Iran

Taraneh Alidousti.

« Zan, Zendegi Azadi » en farsi (« Jin, Jiyan, Azadi  » dans sa version originale kurde). Femme, vie, liberté.

Trois figures du cinéma iranien ont été arrêtées ces derniers mois. Vendredi 8 juillet, Mohammad Rasoulof (Ours d’or en 2020, au Festival de Berlin pour Le diable n’existe pas) et son confrère Mostafa Al-Ahmad ont été interpellés chez eux et conduits en détention pour « troubles à l’ordre public », « propagande contre le régime » et « activisme anti-révolutionnaire ». Lundi 11 juillet, ce fut au tour du cinéaste Jafar Panahi (ex assistant d’ Abbas Kiarostami. Lion d’or à Venise en 2000 pour Le Cercle, Ours d’or à Berlin en 2015 pour Taxi Téhéran, prix du scénario à Cannes en 2018 avec Trois visages) venu devant la prison où étaient incarcérés ses deux collègues pour s’inquiéter de leur sort, d’être appréhendé. Ils sont incarcérés au centre de détention d’Evin.

Taraneh Alidousti, actrice iranienne de 36 ans, est très connue dans son pays. Elle y a remporté de nombreux prix et distinctions. Á l’étranger, on se souvient de ses nombreuses collaborations avec Asghar Farhadi. Elle est aussi remarquable dans Leila et ses frères de Saeed Roustaee ( réalisateur aussi de La loi de Téhéran en 2021 ), présenté au Festival de Cannes en 2022 et interdit de projection en Iran.

2002 Moi, Taraneh, 15 ans de Rasoul Sadr Ameli.
2004 Les Enfants de Belle Ville d’Asghar Farhadi.
2006 La Fête du feu d’Asghar Farhadi.
2009 Á propos d’Elly d’Asghar Farhadi.
2016 Le Client d’Asghar Farhadi. Oscar du meilleur film en langue étrangère en 2017.
2022 Leila et ses frères de Saaed Roustaee. Prix de la critique internationale (FIPRESCI).

En janvier 1920, elle est convoquée par le bureau du procureur du ministère de la Culture et des Médias pour avoir diffusé une vidéo montrant la police des mœurs qui s’en prenait à une femme ne portant pas le hijab. Elle est inculpée « d’activités de propagande contre l’État », et relâchée sous caution.
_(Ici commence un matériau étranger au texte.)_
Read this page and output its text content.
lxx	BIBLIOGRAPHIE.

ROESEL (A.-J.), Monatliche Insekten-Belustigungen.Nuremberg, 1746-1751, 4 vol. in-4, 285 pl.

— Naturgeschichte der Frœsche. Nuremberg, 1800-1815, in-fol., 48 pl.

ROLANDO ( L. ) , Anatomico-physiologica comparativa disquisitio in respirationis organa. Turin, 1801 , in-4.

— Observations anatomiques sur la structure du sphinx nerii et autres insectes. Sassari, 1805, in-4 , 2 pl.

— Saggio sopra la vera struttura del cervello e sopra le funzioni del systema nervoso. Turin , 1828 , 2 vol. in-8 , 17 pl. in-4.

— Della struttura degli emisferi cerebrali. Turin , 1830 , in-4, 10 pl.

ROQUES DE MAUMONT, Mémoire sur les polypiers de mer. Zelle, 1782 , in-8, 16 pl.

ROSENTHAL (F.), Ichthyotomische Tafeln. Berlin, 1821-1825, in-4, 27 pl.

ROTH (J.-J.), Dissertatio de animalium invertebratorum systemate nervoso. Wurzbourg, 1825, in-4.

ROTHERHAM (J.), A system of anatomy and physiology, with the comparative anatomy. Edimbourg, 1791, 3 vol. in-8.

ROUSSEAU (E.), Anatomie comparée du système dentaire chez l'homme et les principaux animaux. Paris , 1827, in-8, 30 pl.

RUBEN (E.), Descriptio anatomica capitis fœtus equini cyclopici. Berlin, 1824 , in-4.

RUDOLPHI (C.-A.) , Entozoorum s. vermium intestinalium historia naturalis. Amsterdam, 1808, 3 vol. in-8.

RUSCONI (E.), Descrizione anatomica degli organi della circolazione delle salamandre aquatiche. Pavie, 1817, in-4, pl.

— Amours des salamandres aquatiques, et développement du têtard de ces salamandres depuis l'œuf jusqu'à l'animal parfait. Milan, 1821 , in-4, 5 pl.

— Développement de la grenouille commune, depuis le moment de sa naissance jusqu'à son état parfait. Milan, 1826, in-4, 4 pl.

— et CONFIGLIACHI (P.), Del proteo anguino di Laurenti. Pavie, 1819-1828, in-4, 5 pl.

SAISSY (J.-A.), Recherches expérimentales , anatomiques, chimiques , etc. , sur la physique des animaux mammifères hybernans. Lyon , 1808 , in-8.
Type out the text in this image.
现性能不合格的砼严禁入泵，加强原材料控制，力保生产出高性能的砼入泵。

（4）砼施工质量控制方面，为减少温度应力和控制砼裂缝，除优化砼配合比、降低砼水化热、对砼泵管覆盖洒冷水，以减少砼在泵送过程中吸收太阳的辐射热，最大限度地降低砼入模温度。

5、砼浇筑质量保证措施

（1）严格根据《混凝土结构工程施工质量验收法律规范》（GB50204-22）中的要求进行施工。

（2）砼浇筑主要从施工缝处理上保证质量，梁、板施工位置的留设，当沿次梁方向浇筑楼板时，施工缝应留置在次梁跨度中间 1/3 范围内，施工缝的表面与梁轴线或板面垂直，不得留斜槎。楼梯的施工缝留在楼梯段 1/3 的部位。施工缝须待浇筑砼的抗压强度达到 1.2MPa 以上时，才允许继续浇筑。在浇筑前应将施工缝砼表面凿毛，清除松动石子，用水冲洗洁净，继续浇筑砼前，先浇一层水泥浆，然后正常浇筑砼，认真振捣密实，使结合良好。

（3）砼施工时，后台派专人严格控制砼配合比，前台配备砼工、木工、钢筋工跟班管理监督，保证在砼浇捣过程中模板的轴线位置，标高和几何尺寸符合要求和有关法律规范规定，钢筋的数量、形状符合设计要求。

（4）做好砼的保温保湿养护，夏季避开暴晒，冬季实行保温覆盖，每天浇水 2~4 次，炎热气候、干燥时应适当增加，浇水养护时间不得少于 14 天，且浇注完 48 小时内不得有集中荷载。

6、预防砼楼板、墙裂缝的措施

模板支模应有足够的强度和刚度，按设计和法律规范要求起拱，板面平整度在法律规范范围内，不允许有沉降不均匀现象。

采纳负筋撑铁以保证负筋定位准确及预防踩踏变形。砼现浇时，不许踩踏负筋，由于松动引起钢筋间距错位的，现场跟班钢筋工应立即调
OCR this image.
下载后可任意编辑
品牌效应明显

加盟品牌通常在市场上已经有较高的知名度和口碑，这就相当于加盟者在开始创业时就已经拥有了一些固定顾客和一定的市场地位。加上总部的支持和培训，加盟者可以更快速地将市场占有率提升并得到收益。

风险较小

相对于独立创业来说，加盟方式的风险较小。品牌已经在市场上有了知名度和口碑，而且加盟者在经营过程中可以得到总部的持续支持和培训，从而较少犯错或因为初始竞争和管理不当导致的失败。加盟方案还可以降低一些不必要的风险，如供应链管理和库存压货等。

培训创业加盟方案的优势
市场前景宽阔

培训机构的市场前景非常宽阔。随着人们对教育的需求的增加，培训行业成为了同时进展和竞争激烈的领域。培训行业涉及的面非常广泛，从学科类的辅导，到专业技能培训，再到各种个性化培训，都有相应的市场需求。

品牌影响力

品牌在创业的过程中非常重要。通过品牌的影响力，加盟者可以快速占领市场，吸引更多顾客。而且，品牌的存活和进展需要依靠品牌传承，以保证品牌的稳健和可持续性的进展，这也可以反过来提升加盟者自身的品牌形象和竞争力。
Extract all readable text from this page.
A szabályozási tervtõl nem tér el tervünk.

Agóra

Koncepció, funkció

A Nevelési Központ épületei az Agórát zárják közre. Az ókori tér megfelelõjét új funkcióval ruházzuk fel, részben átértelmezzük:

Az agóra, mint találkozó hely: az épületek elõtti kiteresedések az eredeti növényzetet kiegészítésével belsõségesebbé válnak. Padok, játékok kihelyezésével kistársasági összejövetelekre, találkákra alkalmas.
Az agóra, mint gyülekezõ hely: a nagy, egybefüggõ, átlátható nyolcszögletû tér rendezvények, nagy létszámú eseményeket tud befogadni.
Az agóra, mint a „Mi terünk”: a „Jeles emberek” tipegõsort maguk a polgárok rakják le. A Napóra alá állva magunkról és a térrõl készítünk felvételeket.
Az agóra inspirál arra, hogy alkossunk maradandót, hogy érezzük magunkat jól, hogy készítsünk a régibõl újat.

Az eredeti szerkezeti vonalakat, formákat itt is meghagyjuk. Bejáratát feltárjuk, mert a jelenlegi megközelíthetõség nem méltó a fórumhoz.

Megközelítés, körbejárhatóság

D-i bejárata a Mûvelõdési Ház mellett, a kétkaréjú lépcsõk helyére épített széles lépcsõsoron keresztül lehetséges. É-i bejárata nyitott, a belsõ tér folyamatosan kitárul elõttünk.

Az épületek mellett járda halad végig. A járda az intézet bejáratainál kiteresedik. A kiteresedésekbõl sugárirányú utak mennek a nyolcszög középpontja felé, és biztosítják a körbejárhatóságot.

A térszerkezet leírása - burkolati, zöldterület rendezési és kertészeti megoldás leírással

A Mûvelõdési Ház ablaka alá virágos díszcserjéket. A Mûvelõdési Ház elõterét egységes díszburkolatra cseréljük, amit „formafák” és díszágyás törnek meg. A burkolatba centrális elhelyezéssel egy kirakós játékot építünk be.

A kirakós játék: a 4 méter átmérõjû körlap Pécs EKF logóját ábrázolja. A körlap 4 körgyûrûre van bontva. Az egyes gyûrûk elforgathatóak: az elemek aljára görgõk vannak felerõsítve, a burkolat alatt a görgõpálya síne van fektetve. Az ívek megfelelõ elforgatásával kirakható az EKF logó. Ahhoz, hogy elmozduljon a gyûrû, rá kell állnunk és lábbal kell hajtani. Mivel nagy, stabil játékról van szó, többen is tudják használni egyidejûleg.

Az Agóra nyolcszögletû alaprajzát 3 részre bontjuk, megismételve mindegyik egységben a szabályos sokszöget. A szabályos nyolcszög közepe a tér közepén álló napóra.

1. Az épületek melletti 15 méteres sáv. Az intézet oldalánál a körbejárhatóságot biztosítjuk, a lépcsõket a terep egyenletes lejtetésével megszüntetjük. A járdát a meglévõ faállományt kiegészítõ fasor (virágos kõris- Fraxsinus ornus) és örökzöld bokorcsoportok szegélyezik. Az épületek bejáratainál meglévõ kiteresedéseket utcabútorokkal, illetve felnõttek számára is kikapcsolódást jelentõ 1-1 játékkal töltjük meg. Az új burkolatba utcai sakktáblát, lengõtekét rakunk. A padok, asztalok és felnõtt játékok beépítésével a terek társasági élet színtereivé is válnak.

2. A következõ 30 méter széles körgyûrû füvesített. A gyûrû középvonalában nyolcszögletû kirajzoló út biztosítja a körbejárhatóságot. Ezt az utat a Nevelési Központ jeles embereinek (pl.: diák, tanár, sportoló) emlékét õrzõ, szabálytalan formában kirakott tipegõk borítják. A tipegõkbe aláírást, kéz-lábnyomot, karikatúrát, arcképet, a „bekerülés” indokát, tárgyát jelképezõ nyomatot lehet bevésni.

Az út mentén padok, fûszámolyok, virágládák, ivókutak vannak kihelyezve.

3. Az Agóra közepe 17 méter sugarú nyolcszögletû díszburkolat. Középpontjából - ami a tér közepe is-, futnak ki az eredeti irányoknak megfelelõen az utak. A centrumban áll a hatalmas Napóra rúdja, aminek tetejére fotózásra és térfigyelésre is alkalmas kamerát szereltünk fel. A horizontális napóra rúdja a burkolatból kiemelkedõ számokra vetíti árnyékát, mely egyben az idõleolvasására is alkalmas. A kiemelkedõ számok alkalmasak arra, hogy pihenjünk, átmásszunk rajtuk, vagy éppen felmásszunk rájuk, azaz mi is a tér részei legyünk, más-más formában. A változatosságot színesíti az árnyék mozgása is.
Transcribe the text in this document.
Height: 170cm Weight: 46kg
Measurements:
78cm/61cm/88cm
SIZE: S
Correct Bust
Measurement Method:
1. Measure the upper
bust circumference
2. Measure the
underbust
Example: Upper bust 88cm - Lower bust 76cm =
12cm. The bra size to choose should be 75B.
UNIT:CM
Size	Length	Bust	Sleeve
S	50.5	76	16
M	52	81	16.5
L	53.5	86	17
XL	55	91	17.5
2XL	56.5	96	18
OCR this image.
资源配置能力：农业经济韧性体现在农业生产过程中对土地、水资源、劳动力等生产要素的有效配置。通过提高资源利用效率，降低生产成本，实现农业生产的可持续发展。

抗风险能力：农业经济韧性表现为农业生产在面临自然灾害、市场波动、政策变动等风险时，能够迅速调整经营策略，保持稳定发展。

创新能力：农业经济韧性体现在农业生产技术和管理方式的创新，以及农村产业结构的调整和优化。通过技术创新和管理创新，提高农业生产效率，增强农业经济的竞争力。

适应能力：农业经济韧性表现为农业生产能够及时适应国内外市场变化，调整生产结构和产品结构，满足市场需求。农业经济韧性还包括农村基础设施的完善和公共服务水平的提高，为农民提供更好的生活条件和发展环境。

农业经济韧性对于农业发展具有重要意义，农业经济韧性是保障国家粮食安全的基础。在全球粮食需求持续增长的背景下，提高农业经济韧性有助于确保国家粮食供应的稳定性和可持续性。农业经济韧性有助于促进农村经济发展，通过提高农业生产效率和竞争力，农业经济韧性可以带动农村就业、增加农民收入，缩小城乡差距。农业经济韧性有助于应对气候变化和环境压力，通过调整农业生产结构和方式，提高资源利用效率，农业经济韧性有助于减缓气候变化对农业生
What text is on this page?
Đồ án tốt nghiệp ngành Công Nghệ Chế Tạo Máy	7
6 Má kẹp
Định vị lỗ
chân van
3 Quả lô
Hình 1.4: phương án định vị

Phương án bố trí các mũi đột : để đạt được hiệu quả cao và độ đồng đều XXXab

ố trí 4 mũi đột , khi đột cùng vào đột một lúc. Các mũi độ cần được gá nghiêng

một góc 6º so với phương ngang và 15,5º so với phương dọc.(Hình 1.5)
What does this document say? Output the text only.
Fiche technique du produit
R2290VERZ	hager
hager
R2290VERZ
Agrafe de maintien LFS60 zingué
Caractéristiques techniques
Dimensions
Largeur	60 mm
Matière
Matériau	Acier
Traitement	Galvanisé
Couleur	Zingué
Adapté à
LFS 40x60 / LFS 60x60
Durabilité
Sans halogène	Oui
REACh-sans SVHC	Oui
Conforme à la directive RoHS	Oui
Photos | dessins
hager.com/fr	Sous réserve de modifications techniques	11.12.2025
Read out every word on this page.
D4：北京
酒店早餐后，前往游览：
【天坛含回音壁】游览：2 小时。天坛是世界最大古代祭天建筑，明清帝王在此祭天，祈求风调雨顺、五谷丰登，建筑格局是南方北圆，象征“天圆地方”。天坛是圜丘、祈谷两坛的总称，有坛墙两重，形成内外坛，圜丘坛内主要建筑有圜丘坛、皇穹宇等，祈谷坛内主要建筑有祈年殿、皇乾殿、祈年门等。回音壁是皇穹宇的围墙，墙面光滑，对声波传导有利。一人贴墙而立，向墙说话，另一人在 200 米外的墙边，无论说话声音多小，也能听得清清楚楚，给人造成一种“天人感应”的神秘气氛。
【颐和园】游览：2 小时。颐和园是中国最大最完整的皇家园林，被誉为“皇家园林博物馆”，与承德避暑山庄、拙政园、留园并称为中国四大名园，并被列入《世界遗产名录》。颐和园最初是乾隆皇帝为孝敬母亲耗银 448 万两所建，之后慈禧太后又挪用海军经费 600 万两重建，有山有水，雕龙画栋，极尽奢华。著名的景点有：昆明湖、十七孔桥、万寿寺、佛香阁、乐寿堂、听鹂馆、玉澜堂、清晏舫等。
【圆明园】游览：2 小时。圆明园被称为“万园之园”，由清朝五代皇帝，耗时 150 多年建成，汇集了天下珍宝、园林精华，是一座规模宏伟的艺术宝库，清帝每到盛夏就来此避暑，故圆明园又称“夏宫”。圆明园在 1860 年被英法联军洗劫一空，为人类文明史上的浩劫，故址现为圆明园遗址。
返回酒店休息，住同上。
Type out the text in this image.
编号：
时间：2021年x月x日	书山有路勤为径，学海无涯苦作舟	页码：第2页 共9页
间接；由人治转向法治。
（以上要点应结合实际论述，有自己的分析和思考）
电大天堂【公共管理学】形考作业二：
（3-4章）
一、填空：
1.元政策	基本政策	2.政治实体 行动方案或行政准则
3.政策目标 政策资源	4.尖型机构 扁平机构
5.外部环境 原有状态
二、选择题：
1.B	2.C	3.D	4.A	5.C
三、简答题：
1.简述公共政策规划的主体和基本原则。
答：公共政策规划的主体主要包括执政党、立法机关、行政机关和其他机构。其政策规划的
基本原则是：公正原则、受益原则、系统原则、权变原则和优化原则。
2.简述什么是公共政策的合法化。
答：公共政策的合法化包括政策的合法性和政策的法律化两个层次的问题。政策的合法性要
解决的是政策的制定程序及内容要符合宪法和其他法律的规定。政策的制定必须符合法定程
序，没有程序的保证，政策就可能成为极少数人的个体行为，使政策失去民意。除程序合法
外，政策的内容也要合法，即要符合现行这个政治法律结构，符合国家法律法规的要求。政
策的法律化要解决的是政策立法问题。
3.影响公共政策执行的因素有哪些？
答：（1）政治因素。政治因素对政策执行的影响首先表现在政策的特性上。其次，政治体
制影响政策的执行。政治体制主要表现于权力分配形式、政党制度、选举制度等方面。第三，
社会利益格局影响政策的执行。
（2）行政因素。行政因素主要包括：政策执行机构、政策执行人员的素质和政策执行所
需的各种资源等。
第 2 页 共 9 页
En juin, elle est condamnée à cinq mois de prison pour ces faits, avec un sursis à exécution de deux ans. Elle analyse cette condamnation comme un acte d’intimidation de la part du régime iranien, qu’elle avait critiqué plus tôt dans l’année dans un post sur Instagram : « Nous ne sommes pas des citoyens. Nous ne l’avons jamais été. Nous sommes des captifs. Des millions de captifs. »

Le 9 novembre 2022, dans le cadre des manifestations en Iran à la suite de la mort de Mahsa Amini ( 16 septembre 2022 ), elle poste sur les réseaux sociaux une photo où elle apparaît sans voile et tenant une pancarte sur laquelle est écrit en kurde « Femme, Vie, Liberté », en soutien aux manifestations. Elle promet de rester dans son pays malgré le risque de « payer le prix » pour défendre ses droits. Elle annonce son intention d’arrêter de travailler pour soutenir les familles des personnes tuées ou arrêtées lors de la répression. Elle dénonce le 8 décembre l’exécution de Mohsen Shekari, pendu après avoir été accusé de mener une « guerre contre Dieu ». Elle écrit « Toute organisation internationale qui regarde ce bain de sang sans réagir représente une honte pour l’humanité ». Elle est arrêtée le 17 décembre 2022 et est détenue aussi à la prison d’Evin.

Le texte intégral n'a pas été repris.